Dayflowers are species of the genus Commelina. The one flowering along our weedy roadsides now is COMMELINA ERECTA, sometimes called the Whitemouth Dayflower. See it below:
The blossoms in the above picture hold two large petals above their sexual parts, like white fans. A handlens reveals a third tiny, white petal just below the ovary, and that petal is what gives the plant its Whitemouth name. The top two petals of most members of this species are blue, but around here ours are white, which sometimes happens.
Dayflower blossoms have 3 sepals, 3 petals, 6 stamens of which only 3 are fertile, and the fruits usually are 3-celled capsules. The flower parts being in threes and multiples of three makes sense since dayflowers are monocots, thus closer to lilies and grasses than to dicot daisies and oaks. Dicot flower parts usually appear in fours, fives, or multiples thereof.
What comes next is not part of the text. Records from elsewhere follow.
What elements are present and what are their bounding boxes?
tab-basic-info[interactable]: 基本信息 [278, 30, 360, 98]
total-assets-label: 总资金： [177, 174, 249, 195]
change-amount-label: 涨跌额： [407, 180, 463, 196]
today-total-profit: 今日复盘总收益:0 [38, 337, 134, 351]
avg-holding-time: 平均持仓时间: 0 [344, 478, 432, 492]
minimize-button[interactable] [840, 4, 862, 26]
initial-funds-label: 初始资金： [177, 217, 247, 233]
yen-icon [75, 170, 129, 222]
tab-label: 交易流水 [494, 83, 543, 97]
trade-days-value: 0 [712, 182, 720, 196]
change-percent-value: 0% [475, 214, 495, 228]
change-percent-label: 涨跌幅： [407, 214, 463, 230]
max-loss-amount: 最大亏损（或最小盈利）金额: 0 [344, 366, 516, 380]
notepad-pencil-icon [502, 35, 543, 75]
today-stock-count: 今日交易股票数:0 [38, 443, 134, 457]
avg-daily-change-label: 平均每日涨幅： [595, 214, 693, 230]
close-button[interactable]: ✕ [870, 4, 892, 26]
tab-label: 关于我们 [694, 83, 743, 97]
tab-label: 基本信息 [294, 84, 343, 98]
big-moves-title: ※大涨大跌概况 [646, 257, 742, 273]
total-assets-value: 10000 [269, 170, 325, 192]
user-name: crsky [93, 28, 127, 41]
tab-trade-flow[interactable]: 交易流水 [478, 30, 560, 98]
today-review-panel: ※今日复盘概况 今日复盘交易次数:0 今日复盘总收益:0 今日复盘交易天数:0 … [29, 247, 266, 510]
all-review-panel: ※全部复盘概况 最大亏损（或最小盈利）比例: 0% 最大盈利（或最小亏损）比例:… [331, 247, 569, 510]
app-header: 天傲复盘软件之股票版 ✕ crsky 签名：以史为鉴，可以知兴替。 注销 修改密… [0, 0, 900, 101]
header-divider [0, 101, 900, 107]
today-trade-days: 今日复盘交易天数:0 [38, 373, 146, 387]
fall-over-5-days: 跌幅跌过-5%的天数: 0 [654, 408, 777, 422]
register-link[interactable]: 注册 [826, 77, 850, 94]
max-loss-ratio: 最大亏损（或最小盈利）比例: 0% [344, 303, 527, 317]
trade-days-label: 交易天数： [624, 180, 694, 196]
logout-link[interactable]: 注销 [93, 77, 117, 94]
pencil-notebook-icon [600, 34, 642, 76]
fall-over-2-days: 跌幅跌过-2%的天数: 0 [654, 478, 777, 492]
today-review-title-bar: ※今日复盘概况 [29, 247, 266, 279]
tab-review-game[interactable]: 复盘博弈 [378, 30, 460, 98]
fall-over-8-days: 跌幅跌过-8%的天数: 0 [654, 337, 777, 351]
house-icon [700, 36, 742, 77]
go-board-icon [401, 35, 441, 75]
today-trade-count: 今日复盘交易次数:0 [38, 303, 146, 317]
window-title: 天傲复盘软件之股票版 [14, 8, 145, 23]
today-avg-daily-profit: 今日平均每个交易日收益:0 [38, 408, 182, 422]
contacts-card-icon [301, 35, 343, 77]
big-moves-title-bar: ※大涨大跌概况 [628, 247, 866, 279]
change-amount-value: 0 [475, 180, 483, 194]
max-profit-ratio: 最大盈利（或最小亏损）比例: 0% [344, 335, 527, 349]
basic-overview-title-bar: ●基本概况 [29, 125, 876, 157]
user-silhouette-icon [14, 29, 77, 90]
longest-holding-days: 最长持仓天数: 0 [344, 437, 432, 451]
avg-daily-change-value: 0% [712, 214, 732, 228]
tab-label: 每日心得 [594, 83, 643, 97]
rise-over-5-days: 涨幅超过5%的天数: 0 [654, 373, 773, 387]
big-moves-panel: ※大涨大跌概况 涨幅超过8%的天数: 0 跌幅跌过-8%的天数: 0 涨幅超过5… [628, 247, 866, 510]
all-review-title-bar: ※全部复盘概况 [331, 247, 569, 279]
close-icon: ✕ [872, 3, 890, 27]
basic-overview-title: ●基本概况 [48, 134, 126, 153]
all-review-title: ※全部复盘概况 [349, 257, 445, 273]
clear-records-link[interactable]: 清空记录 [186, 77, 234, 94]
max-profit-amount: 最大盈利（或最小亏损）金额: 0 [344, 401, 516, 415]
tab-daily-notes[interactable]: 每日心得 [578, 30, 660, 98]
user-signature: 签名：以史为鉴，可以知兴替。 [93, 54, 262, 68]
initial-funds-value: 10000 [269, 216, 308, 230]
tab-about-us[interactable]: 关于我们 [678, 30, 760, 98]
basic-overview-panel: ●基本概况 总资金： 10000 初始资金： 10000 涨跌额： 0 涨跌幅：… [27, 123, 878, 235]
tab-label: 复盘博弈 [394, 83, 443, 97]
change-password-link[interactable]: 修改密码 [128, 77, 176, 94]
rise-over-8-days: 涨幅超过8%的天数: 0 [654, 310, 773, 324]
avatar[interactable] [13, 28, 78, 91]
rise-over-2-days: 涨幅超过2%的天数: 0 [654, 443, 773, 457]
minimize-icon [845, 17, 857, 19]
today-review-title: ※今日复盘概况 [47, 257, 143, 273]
One unusual feature of dayflower blossoms is that the three infertile stamens, called staminodes, are yellow, as well as the middle one of the three fertile stamens. In the picture the yellow items are the staminodes and the middle fertile stamen, all held a bit above the ovary. Also you can see the pale two fertile stamens held below the ovary. Surely the splotch of yellow attracts pollinators and the position of the two fertile stamens assures that pollinators get dusted with pollen.
Another unusual feature of dayflower blossoms is that they arise from flower-size, green, leaflike bracts folded down the middle to form something like barely open, flattish clamshells. You can see the bract very clearly beneath the flower on the right in the picture. These bracts protect the delicate blossoms in the bud stage. And, delicate the blossoms are, as the name "dayflower" suggests -- the flowers supposedly lasting only a day before vanishing.
The plants themselves, however, are tougher. Our Whitemouth species is robust enough to inhabit a large distribution area, occurring across much of the US, and south through Mexico into Central America.
Dayflowers belong to the Spiderwort Family, the Commelinaceae.